ECLI:NL:CRVB:2006:AX9571
Centrale Raad van Beroep
- Hoger beroep
- Rechtspraak.nl
Terugvordering AOW-uitkering en vaststelling aflossingscapaciteit
In deze zaak gaat het om het hoger beroep van appellant tegen de uitspraak van de rechtbank Rotterdam, waarin de terugvordering van te veel betaalde AOW-uitkering door de Sociale verzekeringsbank (Svb) aan de orde is. Appellant ontving een AOW-pensioen dat door de Svb herzien werd met terugwerkende kracht, en de Svb kondigde aan het teveel betaalde bedrag van € 4.145,22 terug te vorderen. Appellant heeft geen rechtsmiddelen aangewend tegen het herzieningsbesluit, maar heeft wel bezwaar gemaakt tegen de terugvordering. De Svb heeft in het bestreden besluit geoordeeld dat de aflossingscapaciteit van appellant correct was vastgesteld op € 50,- per maand, en dat er geen dringende redenen waren om van terugvordering af te zien.
De Centrale Raad van Beroep bevestigt de uitspraak van de rechtbank en oordeelt dat de Svb terecht heeft besloten tot terugvordering.
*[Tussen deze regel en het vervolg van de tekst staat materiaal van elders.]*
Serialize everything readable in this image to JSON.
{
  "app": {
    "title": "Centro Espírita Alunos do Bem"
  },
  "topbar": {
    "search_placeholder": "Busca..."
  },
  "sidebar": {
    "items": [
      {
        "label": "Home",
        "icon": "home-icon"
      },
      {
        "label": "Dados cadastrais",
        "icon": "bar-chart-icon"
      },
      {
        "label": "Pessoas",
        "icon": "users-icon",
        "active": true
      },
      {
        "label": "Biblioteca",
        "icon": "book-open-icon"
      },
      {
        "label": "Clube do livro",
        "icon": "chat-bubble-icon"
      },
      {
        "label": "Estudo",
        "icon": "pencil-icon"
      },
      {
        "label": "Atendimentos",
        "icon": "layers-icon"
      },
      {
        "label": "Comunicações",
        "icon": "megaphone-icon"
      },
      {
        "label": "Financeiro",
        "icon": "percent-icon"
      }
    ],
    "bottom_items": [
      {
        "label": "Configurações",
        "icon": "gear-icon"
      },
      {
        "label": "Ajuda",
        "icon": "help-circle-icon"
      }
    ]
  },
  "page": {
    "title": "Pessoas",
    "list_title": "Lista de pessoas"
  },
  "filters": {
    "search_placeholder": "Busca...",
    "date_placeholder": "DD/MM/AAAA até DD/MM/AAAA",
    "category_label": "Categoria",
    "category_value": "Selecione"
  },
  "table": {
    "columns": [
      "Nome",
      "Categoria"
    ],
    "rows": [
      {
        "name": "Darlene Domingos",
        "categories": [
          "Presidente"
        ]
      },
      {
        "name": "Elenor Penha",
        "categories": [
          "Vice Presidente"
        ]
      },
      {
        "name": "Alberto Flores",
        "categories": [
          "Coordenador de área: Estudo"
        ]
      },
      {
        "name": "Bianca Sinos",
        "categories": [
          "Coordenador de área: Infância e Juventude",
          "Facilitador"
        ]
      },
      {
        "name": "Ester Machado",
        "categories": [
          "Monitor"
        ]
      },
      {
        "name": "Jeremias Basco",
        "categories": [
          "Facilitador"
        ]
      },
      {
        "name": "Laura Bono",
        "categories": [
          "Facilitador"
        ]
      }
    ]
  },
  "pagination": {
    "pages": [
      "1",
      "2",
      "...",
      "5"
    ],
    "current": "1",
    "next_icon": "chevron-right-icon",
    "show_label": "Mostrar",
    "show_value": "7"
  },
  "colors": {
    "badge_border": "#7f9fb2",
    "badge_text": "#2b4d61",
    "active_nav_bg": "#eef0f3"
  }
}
De Raad stelt vast dat appellant in de periode van augustus 2002 tot en met maart 2003 te veel AOW-pensioen heeft ontvangen en dat de berekening van de aflossingscapaciteit op basis van de door appellant verstrekte gegevens correct is uitgevoerd. Appellant heeft geen bewijs geleverd dat de aflossingscapaciteit onjuist is vastgesteld of dat er dringende redenen zijn om van terugvordering af te zien. De Raad wijst erop dat dringende redenen slechts in uitzonderlijke gevallen kunnen worden aangenomen, en dat de financiële gevolgen van terugvordering voor appellant niet als zodanig zijn aangemerkt.
De uitspraak van de Centrale Raad van Beroep is gedaan in aanwezigheid van de griffier en bevestigt de eerdere beslissing van de rechtbank, waarbij de Svb in het gelijk is gesteld. De Raad concludeert dat de terugvordering van het teveel betaalde AOW-pensioen rechtmatig is en dat de aflossingscapaciteit van appellant op juiste wijze is vastgesteld.